In a tragic and moving illustration of the deep crisis facing Britain's armed services, a Scotland on Sunday investigation has found that four of the six soldiers who bore the coffin of a colleague shot dead in Iraq are either quitting in disgust or are on long-term sick leave and likely to quit.

Friends and family say the men, all from the Highlanders, 4th Batallion of the Royal Regiment of Scotland, have been broken by a combination of army neglect, disillusion with the Iraq war and devastation at the death of their friend in January.

The revelations come amid growing fears that the wars being fought in Iraq and Afghanistan have triggered a wave of resignations among servicemen and women.

A damning report by the National Audit Office found that disillusionment has increased among servicemen and women to such an extent that 10,000 personnel are quitting the Forces each year.
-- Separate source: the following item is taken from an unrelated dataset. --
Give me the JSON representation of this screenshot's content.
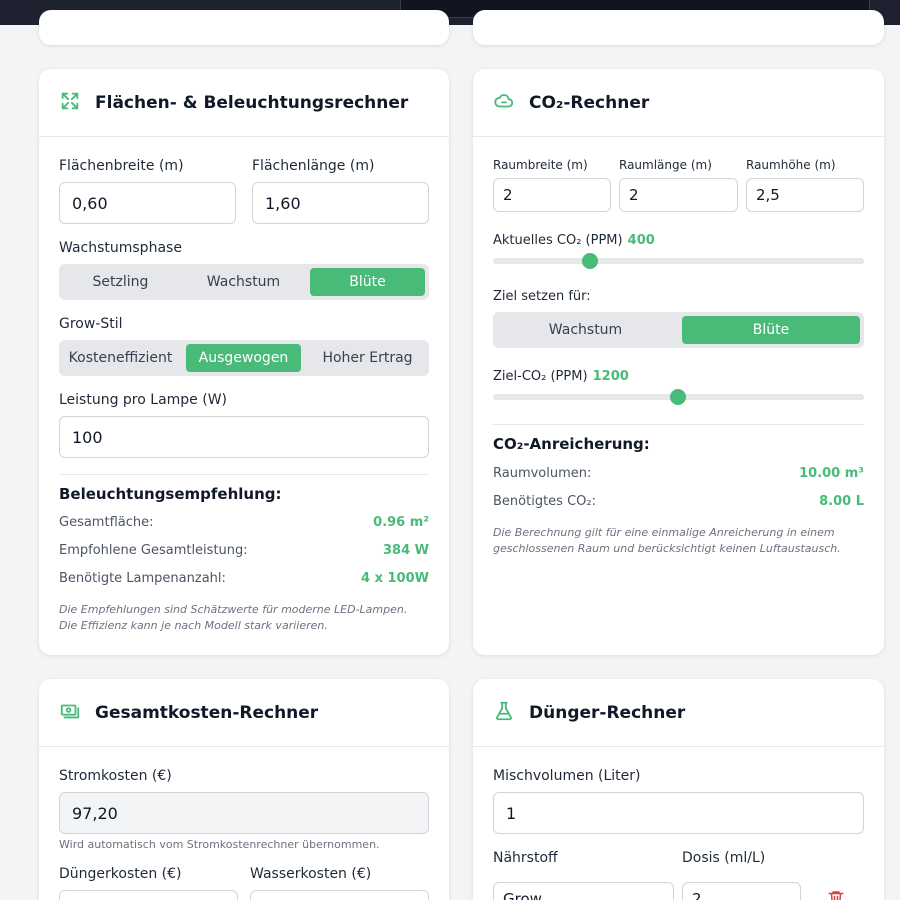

Scotland on Sunday now understands that, in the wake of their recent tour of Iraq, the number of Highlanders who have formally applied to quit has risen to 162, roughly a quarter of their strength.

The group joined the Highlanders after growing up together in Aberdeen along with Lance Corporal Allan Douglas. On January 30 this year, Douglas was killed by a sniper's bullet in the Maysan province of Iraq, the 99th British casualty of the war.

Soon after carrying his coffin in Aberdeen, Duncan Forbes, 23, and Paul Wood, 21, handed in their resignations.

The two other men, Corporal Andrew Christie, 29, and Matthew Mallon, 20, are now suffering from stress-related conditions.

The soldiers' families have also told how:

• One of the men was diagnosed with post-traumatic stress disorder after having to dress Douglas's body for his funeral on February 15.

• The army spelled Douglas's name incorrectly and got his date of birth wrong in his obituary.

• Their time in Iraq was spent "driving around until they were shot at".

Brigadier Garry Barnett, a former Colonel of the Black Watch, said the soldiers' decision to quit highlighted the crisis facing the armed forces.

Liam Fox, the Tory defence spokesman, said: "The army is struggling to retain its men and the more our forces are stretched the harder that will become."

Last night, an army spokeswoman said: "People leave the army for different reasons and due to medical confidentiality we cannot comment on individual soldiers' circumstances."